OK, so, my continuing saga to find a job…
I keep looking for a web dev job. Now I’m expanding the search nationally – as long as they pay enough (which most more than do) it would be enough to compensate for the move and the loss in my current job, and a year or two long distance wouldn’t be the end of the world for us – we’ve had to do it before. If it gets us the future we want, it will be worth it.
Anyway, to the issue – employer tests. I’ve commented on a few of my employer tests. Here are two new ones that annoyed me.
OK, the first one was for a freelance site. It was 45 questions on JavaScript. OK. The problem was that they were all “JavaScript ninja” questions. Forgive me, but is 45 questions like:
let a = (('foo'+false)/5)?(typeof{}+7):7**true%4-1
console.log(a)
the best way to evaluate someone’s ability to build web sites? I don’t mind having some questions like that, but it just seemed too much. I mean, at least 4 of the questions involved unusual edge case of the return of the delete
operator. Is 10% of a web developer’s job dealing with what the delete
operator returns? Again, I wouldn’t mind some questions like this, but why not some practical JS questions? Or different sections of different difficulty?
The kicker? When I got done, it told me my JS rating was “beginner”. Hmmm. How would they know? All they know is that I’m not good at answering JS ninja questions. Then I look down and it says that I am above average. WTF? Are you kidding me? How can I be beginner and “above average”? That’s nuts. How can you even rate someone with a test like that?
OK, from one extreme to the other. This other test asked me no questions about JS but instead was algorithms. Ninety minutes for 3 algorithms. Now, I consider myself pretty good at algorithms, not a ninja, but pretty good. When I go to meetups that do algorithm challenges, I usually do very well compared to my peers, some of whom are CS grads.
But each of the algorithms fall into what I call the “trick algorithm” category. They aren’t straightforward and since the complexity expectations make a brute force solution impossible, you need to figure out the “trick”. The first algorithm was pretty straight forward, just some trig, that was the trick. The next one, I tried to solve with set theory, but that didn’t work so I tried to at least build a quasi brute force solution with some optimization but ran out of time. I should have used a graph with some recursion. The third, ughhh, I think I finally understand what it was asking, but have no idea how to build an algorithm to solve it – I can’t even begin. It was an algorithm to rate another algorithm, both of which were a little off. I knew how to brute force it, but not a clue about an elegant solution.
The kicker? When the score came back, I only got 15% on the first one. Hmmm. How can it pass every test and only get 15%? I know the math was sound.
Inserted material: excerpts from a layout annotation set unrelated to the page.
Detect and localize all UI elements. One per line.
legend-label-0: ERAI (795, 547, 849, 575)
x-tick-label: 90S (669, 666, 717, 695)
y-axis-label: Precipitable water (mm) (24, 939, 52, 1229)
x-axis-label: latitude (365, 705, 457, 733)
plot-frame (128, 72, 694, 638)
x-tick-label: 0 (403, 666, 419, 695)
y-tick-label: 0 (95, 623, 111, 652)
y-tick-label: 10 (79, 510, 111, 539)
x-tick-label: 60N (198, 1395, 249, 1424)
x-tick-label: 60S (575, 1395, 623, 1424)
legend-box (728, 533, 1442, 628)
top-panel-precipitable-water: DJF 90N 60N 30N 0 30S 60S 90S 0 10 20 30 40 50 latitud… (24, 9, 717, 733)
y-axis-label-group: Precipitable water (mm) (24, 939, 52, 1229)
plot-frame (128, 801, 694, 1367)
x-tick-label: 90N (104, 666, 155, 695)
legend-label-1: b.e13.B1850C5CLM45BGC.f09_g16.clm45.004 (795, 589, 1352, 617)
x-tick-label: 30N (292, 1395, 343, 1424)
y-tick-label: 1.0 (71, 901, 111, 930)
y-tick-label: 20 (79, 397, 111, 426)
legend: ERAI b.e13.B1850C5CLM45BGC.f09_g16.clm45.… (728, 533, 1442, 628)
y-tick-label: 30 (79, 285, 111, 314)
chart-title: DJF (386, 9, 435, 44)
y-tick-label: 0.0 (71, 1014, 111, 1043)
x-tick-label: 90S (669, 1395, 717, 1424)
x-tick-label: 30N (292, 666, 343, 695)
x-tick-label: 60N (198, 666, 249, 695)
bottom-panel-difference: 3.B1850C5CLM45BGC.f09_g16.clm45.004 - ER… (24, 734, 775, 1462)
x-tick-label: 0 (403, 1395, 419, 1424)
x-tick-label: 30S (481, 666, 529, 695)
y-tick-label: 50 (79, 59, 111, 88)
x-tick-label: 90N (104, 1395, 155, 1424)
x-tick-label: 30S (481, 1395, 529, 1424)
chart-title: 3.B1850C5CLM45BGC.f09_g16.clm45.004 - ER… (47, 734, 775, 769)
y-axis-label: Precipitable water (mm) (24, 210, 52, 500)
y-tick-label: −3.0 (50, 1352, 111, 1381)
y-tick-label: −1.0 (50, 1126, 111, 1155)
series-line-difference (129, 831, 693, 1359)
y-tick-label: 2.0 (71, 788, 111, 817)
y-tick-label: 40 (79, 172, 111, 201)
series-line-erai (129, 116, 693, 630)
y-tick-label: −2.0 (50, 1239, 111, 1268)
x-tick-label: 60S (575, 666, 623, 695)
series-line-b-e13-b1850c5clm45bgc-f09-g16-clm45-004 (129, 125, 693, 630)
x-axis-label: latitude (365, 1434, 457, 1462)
I have to assume that they had a slew of test cases with a bunch of edge cases, but I understood the problem very well so I can’t even imagine what they were. I met the time and space complexity guidelines so it isn’t that. The only thing I can imagine is if they hit it with some data that pushed it to the limits of precision of JS and there was a rounding error.
That’s one of my pet peeves and one of the things that drove me from sites that gamify algorithms – people try to design problems that trick you. And they provide test conditions that don’t accurately represent the range of the problem before slamming you with the real test of unexpected (and sometimes unexplained) limits.
Anyway, just venting. Don’t get me wrong, I think these kinds of problems have a place. It’s just odd to me that some people will put so much weight on them. I’m usually the one defending learning algorithms and things like that. I’m not a “why do I have to learn algorithms?” guy, quite the opposite. But there is a lot more to building web sites than arcane algorithms and obscure JS tricks.